The eyepiece blacked out and I walked back the way that I came. I descended the ladder to an autumn garden. Russets and golds and a bled, cool sky: turtleneck weather. My favourite time, the season of loss and devotion.
Wireless ten years, at large in the ancient house, prey to odd shudders in the small hours, Freddie Bliss had more or less given up on the idea of sleep. Subsequently he had gone a little daft. But sleep? No. He had no time for it anymore. Life is precious — grab as much of it as you can. This was the Freddie Bliss philosophy.
‘They’ve stopped the night outside High Hesket,’ said his daughter, Angelica, a large peach-skinned woman in her flailing forties. ‘They’ve bunked up at a Roadsleeper and they’ll be heading here first thing. There’s a crew of twelve. There are two trucks for equipment. They want to know if there are any characters among the builders.’
‘What builders?’
‘Well, this is the problem, isn’t it? I wonder is it too late to get Joe up? He’s larger than life, Joe. But there’s the question of his tags, isn’t there?’
‘His what?’
‘TAGS! His probation. Though they might make an exception for TV.’

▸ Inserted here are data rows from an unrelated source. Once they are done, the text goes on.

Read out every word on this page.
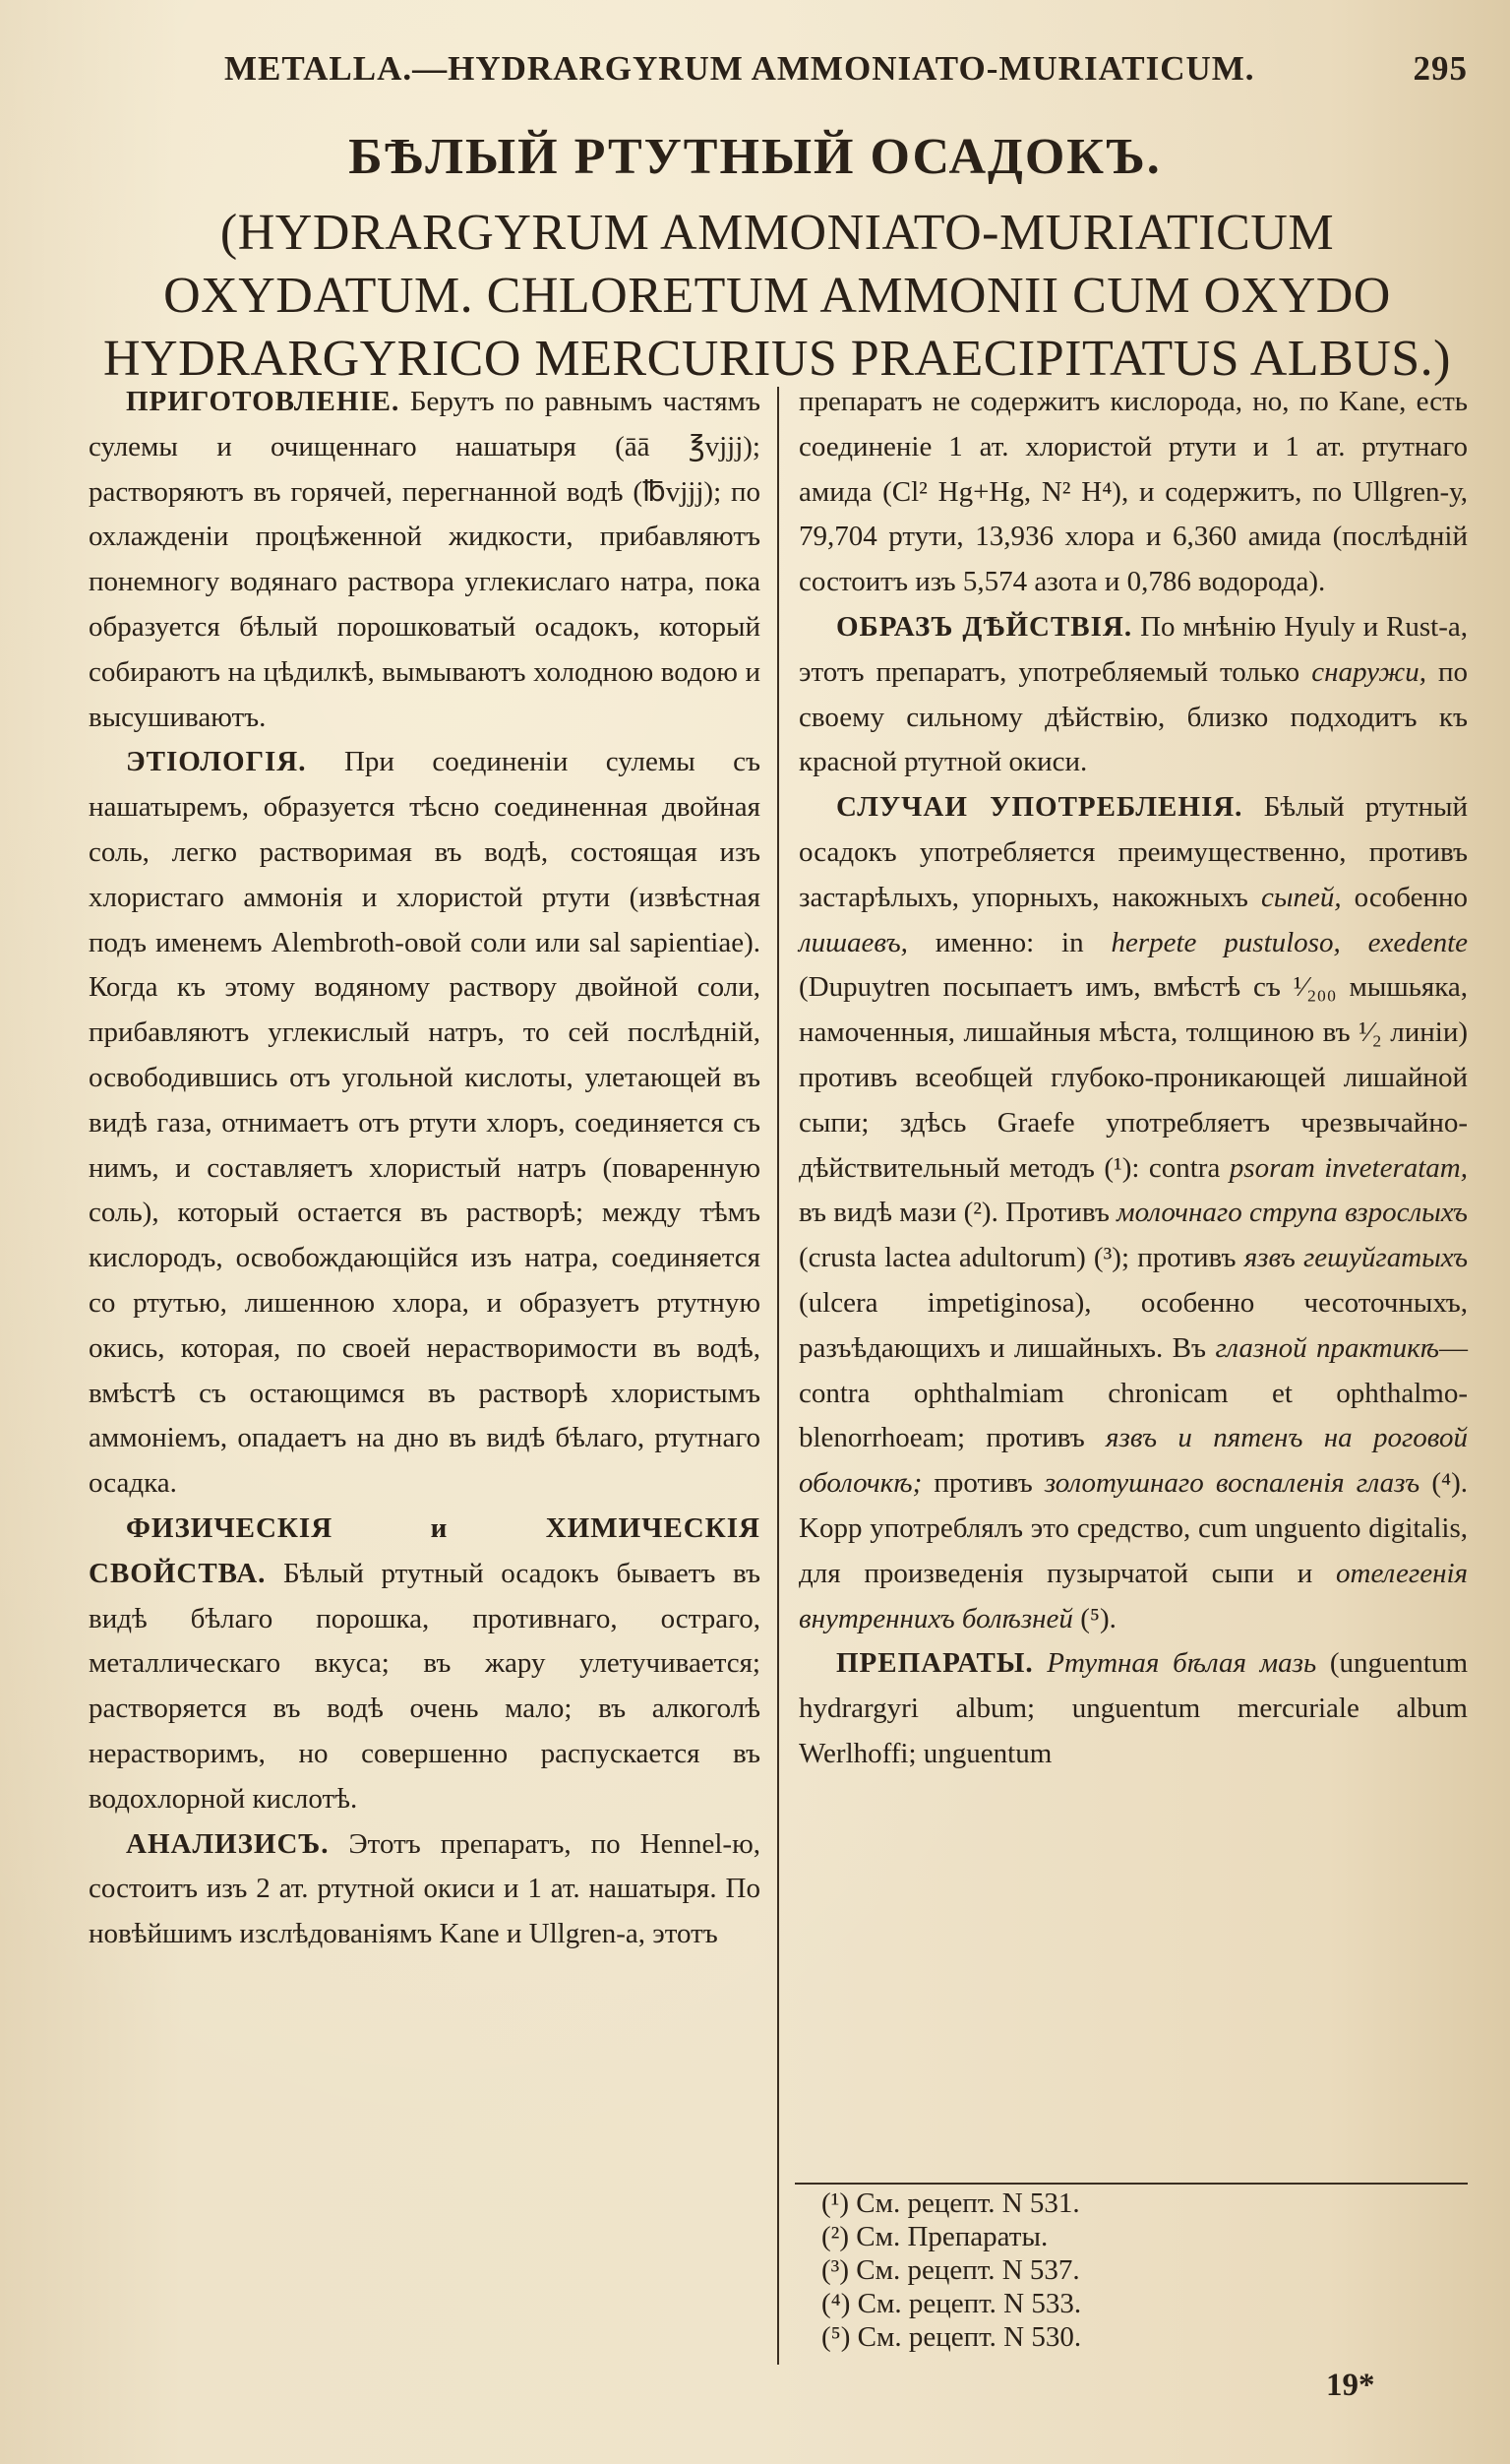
METALLA.—HYDRARGYRUM AMMONIATO-MURIATICUM.	295
БѢЛЫЙ РТУТНЫЙ ОСАДОКЪ.
(HYDRARGYRUM AMMONIATO-MURIATICUM OXYDATUM. CHLORETUM AMMONII CUM OXYDO HYDRARGYRICO MERCURIUS PRAECIPITATUS ALBUS.)

ПРИГОТОВЛЕНІЕ. Берутъ по равнымъ частямъ сулемы и очищеннаго нашатыря (āā ℥vjjj); растворяютъ въ горячей, перегнанной водѣ (℔vjjj); по охлажденіи процѣженной жидкости, прибавляютъ понемногу водянаго раствора углекислаго натра, пока образуется бѣлый порошковатый осадокъ, который собираютъ на цѣдилкѣ, вымываютъ холодною водою и высушиваютъ.

ЭТІОЛОГІЯ. При соединеніи сулемы съ нашатыремъ, образуется тѣсно соединенная двойная соль, легко растворимая въ водѣ, состоящая изъ хлористаго аммонія и хлористой ртути (извѣстная подъ именемъ Alembroth-овой соли или sal sapientiae). Когда къ этому водяному раствору двойной соли, прибавляютъ углекислый натръ, то сей послѣдній, освободившись отъ угольной кислоты, улетающей въ видѣ газа, отнимаетъ отъ ртути хлоръ, соединяется съ нимъ, и составляетъ хлористый натръ (поваренную соль), который остается въ растворѣ; между тѣмъ кислородъ, освобождающійся изъ натра, соединяется со ртутью, лишенною хлора, и образуетъ ртутную окись, которая, по своей нерастворимости въ водѣ, вмѣстѣ съ остающимся въ растворѣ хлористымъ аммоніемъ, опадаетъ на дно въ видѣ бѣлаго, ртутнаго осадка.

ФИЗИЧЕСКІЯ и ХИМИЧЕСКІЯ СВОЙСТВА. Бѣлый ртутный осадокъ бываетъ въ видѣ бѣлаго порошка, противнаго, остраго, металлическаго вкуса; въ жару улетучивается; растворяется въ водѣ очень мало; въ алкоголѣ нерастворимъ, но совершенно распускается въ водохлорной кислотѣ.

АНАЛИЗИСЪ. Этотъ препаратъ, по Hennel-ю, состоитъ изъ 2 ат. ртутной окиси и 1 ат. нашатыря. По новѣйшимъ изслѣдованіямъ Kane и Ullgren-а, этотъ

препаратъ не содержитъ кислорода, но, по Kane, есть соединеніе 1 ат. хлористой ртути и 1 ат. ртутнаго амида (Cl² Hg+Hg, N² H⁴), и содержитъ, по Ullgren-у, 79,704 ртути, 13,936 хлора и 6,360 амида (послѣдній состоитъ изъ 5,574 азота и 0,786 водорода).

ОБРАЗЪ ДѢЙСТВІЯ. По мнѣнію Hyuly и Rust-а, этотъ препаратъ, употребляемый только снаружи, по своему сильному дѣйствію, близко подходитъ къ красной ртутной окиси.

СЛУЧАИ УПОТРЕБЛЕНІЯ. Бѣлый ртутный осадокъ употребляется преимущественно, противъ застарѣлыхъ, упорныхъ, накожныхъ сыпей, особенно лишаевъ, именно: in herpete pustuloso, exedente (Dupuytren посыпаетъ имъ, вмѣстѣ съ ¹⁄₂₀₀ мышьяка, намоченныя, лишайныя мѣста, толщиною въ ¹⁄₂ линіи) противъ всеобщей глубоко-проникающей лишайной сыпи; здѣсь Graefe употребляетъ чрезвычайно-дѣйствительный методъ (¹): contra psoram inveteratam, въ видѣ мази (²). Противъ молочнаго струпа взрослыхъ (crusta lactea adultorum) (³); противъ язвъ гешуйгатыхъ (ulcera impetiginosa), особенно чесоточныхъ, разъѣдающихъ и лишайныхъ. Въ глазной практикѣ—contra ophthalmiam chronicam et ophthalmo-blenorrhoeam; противъ язвъ и пятенъ на роговой оболочкѣ; противъ золотушнаго воспаленія глазъ (⁴). Kopp употреблялъ это средство, cum unguento digitalis, для произведенія пузырчатой сыпи и отелегенія внутреннихъ болѣзней (⁵).

ПРЕПАРАТЫ. Ртутная бѣлая мазь (unguentum hydrargyri album; unguentum mercuriale album Werlhoffi; unguentum

(¹) См. рецепт. N 531.
(²) См. Препараты.
(³) См. рецепт. N 537.
(⁴) См. рецепт. N 533.
(⁵) См. рецепт. N 530.
19*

‘Jailbird, is he? Another one, Angel?’
‘Miscarriage of justice,’ she said, and with a noiseless swivel of her powerful shoulders she swung the giant mallet hammer at an internal wall.
‘That bitch was psychotic! Joe acted purely in self-defence. Of course he had previous, I grant you.’
Freddie Bliss mouthed a soft note of sympathy, and he continued his search for drink.
‘It’s an outrage, Daddy, what these old bastards in the courts get away with. Whoremasters, the lot of them!’
‘What’s he inside for?’
‘Are you listening to a single word? Turn your ears on! I said PROBATION! I said MISCARRIAGE OF JUSTICE!’
‘Oh!’ said Freddie Bliss. ‘You needn’t tell me! I lost all faith in the legal system in 1974, Angel. Remember the business with the gypsies? Remember whose side the courts took? Well! Never again, I said. Never again will I submit to those dogs.’
Angelica put down the mallet hammer, wiped her brow, and paced the faded linoleum of the kitchen floor. She was in a condition of high wrath but she stopped, suddenly, and stared off into space — she had been arrested by gentle thoughts. She closed her eyes, and held her head at a respectful incline. She slid a stockinged toe up her calf to attend an itch.
‘Joe,’ she whispered, ‘is a gentle, oh a gentle man! He is so loving, Daddy, and kind. It’s the small things that he does, the tiny things! They make the man. I can actually say that I consider myself a very, very lucky woman.’
‘I’m delighted for you, dear. It’s time you had some luck. I’m afraid you’ve rather been through the wringer.’
Dapper Bliss rummaged among the bottles for something to stiffen the coffee. Angelica wasn’t a terrific one for sleep either, and now the pair of them were often to be found, late on, arranging a brew, as the night birds fluted outside, and the old shale earth sent up its black breaths. She had come home, at last, to settle. The plan was to turn the place into a guesthouse. But no, not a guesthouse. If he said guesthouse, she flew into a rage.
‘I’m not talking a bloody B&B! I’m talking A BOUTIQUE FUCKING HOTEL!’
The Bliss place was big enough, certainly, and it had bags of character. The countryside was bleak but impressive: fells and stone hills and sudden gorges. Angelica felt there were opportunities with walkers, dreamers, romantic types. She admitted there was work to be done. The house had animals in its walls. It had structural concerns. There was the wafting presence of the Bliss ancestral dead.